Am 5. Mai, dem Europäischen Protesttag zur Gleichstellung von Menschen mit Behinderung, wird es in Potsdam laut, kreativ und politisch: Unter dem Titel „Bambule für Inklusion“ ruft die Landeshauptstadt gemeinsam mit zahlreichen Initiativen und Organisationen zu einer Protestveranstaltung vor dem Brandenburger Tor auf. Von 15 bis 17 Uhr setzen die Beteiligten ein deutliches Zeichen für mehr Teilhabe und gegen bestehende Barrieren.
Im Mittelpunkt steht die klare Botschaft: Inklusion ist kein freiwilliges Zusatzangebot, sondern ein Menschenrecht. Dennoch ist gleichberechtigte Teilhabe für Menschen mit Behinderung im Alltag noch immer mit vielen Hürden verbunden. Die Veranstaltung will darauf aufmerksam machen, Missstände benennen und Raum für Austausch, Forderungen und neue Perspektiven schaffen.

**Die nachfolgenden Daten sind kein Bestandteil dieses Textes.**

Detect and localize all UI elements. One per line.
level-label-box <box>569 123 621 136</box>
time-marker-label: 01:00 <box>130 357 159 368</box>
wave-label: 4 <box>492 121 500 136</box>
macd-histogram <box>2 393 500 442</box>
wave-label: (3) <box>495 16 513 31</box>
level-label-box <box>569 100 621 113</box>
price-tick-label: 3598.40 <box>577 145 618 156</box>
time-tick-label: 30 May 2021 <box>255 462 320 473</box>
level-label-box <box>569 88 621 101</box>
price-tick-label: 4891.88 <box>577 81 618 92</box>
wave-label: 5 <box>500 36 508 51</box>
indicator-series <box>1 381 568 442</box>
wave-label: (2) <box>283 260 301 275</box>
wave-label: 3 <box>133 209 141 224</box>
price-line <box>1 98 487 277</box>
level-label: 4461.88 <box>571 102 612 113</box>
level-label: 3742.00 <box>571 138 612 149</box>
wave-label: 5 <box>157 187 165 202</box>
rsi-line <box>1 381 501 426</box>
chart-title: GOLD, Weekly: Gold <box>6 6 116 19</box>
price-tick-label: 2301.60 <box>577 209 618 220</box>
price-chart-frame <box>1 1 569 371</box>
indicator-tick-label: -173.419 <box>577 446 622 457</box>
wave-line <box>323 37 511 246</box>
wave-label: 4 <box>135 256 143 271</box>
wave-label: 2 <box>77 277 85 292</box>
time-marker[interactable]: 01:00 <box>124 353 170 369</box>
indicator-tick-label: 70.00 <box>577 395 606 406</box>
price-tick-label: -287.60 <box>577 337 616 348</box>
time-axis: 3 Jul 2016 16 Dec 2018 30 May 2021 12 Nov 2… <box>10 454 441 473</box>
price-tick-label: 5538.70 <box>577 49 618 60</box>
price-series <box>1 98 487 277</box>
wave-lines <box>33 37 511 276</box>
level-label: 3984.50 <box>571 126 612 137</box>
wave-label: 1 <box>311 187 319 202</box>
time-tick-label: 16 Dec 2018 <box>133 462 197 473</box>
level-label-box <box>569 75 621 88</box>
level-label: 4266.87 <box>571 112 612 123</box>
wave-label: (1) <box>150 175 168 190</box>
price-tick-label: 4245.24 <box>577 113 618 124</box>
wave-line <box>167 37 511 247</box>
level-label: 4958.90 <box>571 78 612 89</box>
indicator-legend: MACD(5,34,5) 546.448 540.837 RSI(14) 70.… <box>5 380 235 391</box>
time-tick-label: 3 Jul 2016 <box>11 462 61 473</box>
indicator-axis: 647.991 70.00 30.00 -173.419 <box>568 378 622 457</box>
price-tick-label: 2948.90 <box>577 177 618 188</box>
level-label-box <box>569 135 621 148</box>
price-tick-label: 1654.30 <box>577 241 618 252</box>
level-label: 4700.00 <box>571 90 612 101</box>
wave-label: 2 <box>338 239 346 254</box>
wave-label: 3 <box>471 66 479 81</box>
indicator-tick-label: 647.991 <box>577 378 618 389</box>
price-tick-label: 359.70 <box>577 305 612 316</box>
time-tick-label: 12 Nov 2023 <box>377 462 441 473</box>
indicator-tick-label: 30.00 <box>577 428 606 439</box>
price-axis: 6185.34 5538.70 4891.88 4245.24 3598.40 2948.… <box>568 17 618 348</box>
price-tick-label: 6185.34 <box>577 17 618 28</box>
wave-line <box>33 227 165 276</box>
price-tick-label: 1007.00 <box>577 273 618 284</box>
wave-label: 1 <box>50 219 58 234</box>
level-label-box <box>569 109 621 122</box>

Oberbürgermeisterin Noosha Aubel, die den Protesttag eröffnen wird, sagt: „Inklusion ist kein freiwilliges Angebot, sondern ein Menschenrecht – und damit auch unsere gemeinsame Verantwortung. Als Gesellschaft dürfen wir nicht akzeptieren, dass Menschen weiterhin auf Barrieren stoßen. Deshalb freue ich mich, an diesem Tag dabei sein zu können und gemeinsam mit vielen Engagierten ein Zeichen zu setzen: laut, sichtbar und entschlossen. Weil wir wissen, dass echte Teilhabe nur gelingt, wenn wir sie gemeinsam möglich machen.“
Die Beauftragte für Menschen mit Behinderung der Landeshauptstadt Potsdam, Dr. Tina Denninger, unterstreicht die politische Bedeutung des Tages: „Wir wollen keine leisen Appelle. Wir wollen, dass sich etwas bewegt – und dafür braucht es Öffentlichkeit, klare Stimmen und den gemeinsamen Einsatz vieler.“
Das Programm verbindet politische Beiträge, persönliche Perspektiven und künstlerische Formate. So bringen unter anderem die Aktivistin Laura Gelhaar, Initiativen wie „Krüppel gegen Rechts“ oder die BarriereBusters sowie Aktive aus dem Sportkontext wie Special Olympics Deutschland ihre Perspektiven ein. Auch der Beirat für Menschen mit Behinderung der Landeshauptstadt Potsdam beteiligt sich und stellt in diesem Rahmen die Kampagne „Teilhabe 2029“ vor, die konkreten Aktionen für mehr Barrierefreiheit und gleichberechtigte Teilhabe in Potsdam umsetzt. Mehr Informationen dazu sind unter teilhabe2029.de zu finden.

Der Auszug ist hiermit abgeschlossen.